Layaknya anak-anak SD pada umumnya dimana orangtua mereka selalu mengantar bahkan menemani mereka hingga ke dalam kelas, hal itu tidak terjadi padaku. Aku selalu dibiarkan mengurus diriku sendiri dari mulai bangun pagi hingga berangkat sekolah. Ibu juga tak pernah membuatkanku sarapan. Dia hanya memberiku segelas susu Dancow sebagai pengganjal perut, hingga aku lulus SMA. Mungkin saat itu aku merasa biasa saja, tapi ketika aku sudah mulai beranjak dewasa, barulah kusadari ibu tak pernah memanjakanku sekalipun. Aku selalu dibiarkan melakukan segalanya sendiri. Bahkan untuk kegiatan sekolah yang hingga hampir larut malampun dia tak pernah mau menjemputku. Dia selalu berkata begini “Pulaglah sebelum bus terakhir”. Karena hal inilah aku tak pernah bisa bermain bersama teman-temanku. Rutinitasku saat itu hanyalah sekolah, belajar, sekolah, belajar, sekolah dan belajar. Tidak ada yang lain.
Biarpun aku masih kecil, tapi aku sudah tahu ibuku mendidikku dengan cara yang berbeda dari orangtua lainnya. Aku tidak tahu apa yang menjadi harapan dan cita-citanya untuk masa depan kami. Yang jelas, ibu menginginkan kami untuk menjadi anak yang cerdas, disiplin, dan penuh sopan santun. Disaat semua teman-temanku menggunakan bahasa ngapak sebagai bahasa sehari-hari mereka, termasuk kepada orang yang lebih tua, hal itu tidak terjadi pada kami. Ibu bapak selalu mengajak kami berbicara dalam bahasa krama inggil (bahasa Jawa dengan tingkat kesopanan tertinggi). Kata ibu, kami harus sopan pada orangtua, dan kami harus memiliki unggah ungguh jika berbicara dengan orang yang lebih tua. Bisa dikatakan bahasa pertamaku adalah bahasa Jawa, dan bukan bahasa Indonesia. Kami memakai bahasa Indonesia hanya saat pelajaran di sekolah saja. Orangtuaku bahkan tak pernah berbicara dalam bahasa Indonesia pada kami berdua! Tapi meski begitu, bukan berarti aku tak bisa bahasa lain selain bahasa Jawa krama. Aku orang Indonesia yang lahir dan besar di Cilacap, jadi tentu saja bahasa ngapak sebagai bahasa asli derahku dan bahasa Indonesia sebagai bahasa nasionalku, sudah langsung masuk ke dalam otak secara otomatis. Aku tak bisa membayangkan seandainya suatu hari terucap kata “kowe” pada ibuku sendiri, mungkin aku bisa dipecat sebagai anak olehnya. Ibu orang yang sangat keras dan disiplin. Jujur, aku sangat takut padanya. Aku tak ingin membuat kesalahan sedikitpun karena itu bisa memicunya untuk marah. Dia bahkan tak segan-segan menghukum kami dengan mencubit ataupun mengurung kami dalam kamar jika kami melakukan kesalahan. Aku takut pada ibu.

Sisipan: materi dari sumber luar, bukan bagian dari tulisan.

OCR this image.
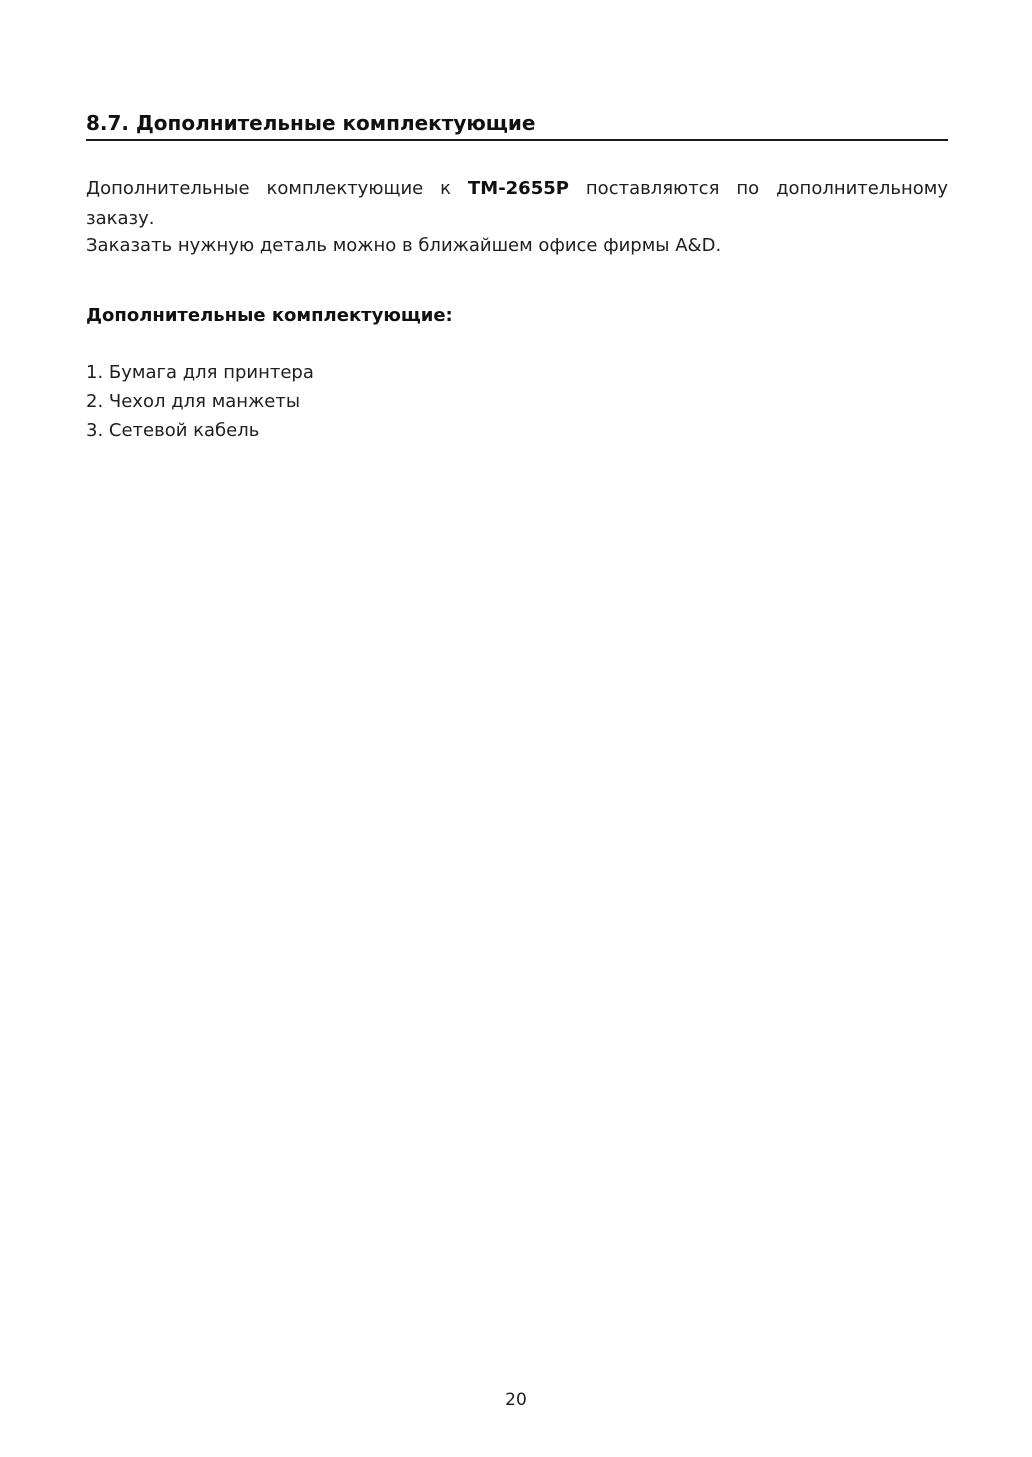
8.7. Дополнительные комплектующие

Дополнительные комплектующие к TM-2655P поставляются по дополнительному заказу.

Заказать нужную деталь можно в ближайшем офисе фирмы A&D.

Дополнительные комплектующие:

1. Бумага для принтера
2. Чехол для манжеты
3. Сетевой кабель
20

Semenjak mulai kuliah di Jogja, aku mulai kehilangan kemampuan bahasa krama inggil-ku. Teman-temanku datang dari berbagai macam latar belakang budaya dan bahasa yang berbeda, dan aku tinggal di lingkungan dimana bahasa Jawa Jogja sebagai bahasa utama mereka. Kemampuanku semakin berkurang lagi setelah aku pindah ke Jepang. Tapi untunglah karena aku sudah dewasa, ibu sudah tak se-strict dulu lagi. Dia bisa memahami kalau lingkungan dan teman-temanku sudah berubah. Dia bisa menerima jika aku menggunakan berbagai macam bahasa campuran saat berbicara dengannya. Bahasa Jawaku masih cukup dimaafkan daripada tidak bisa sama sekali.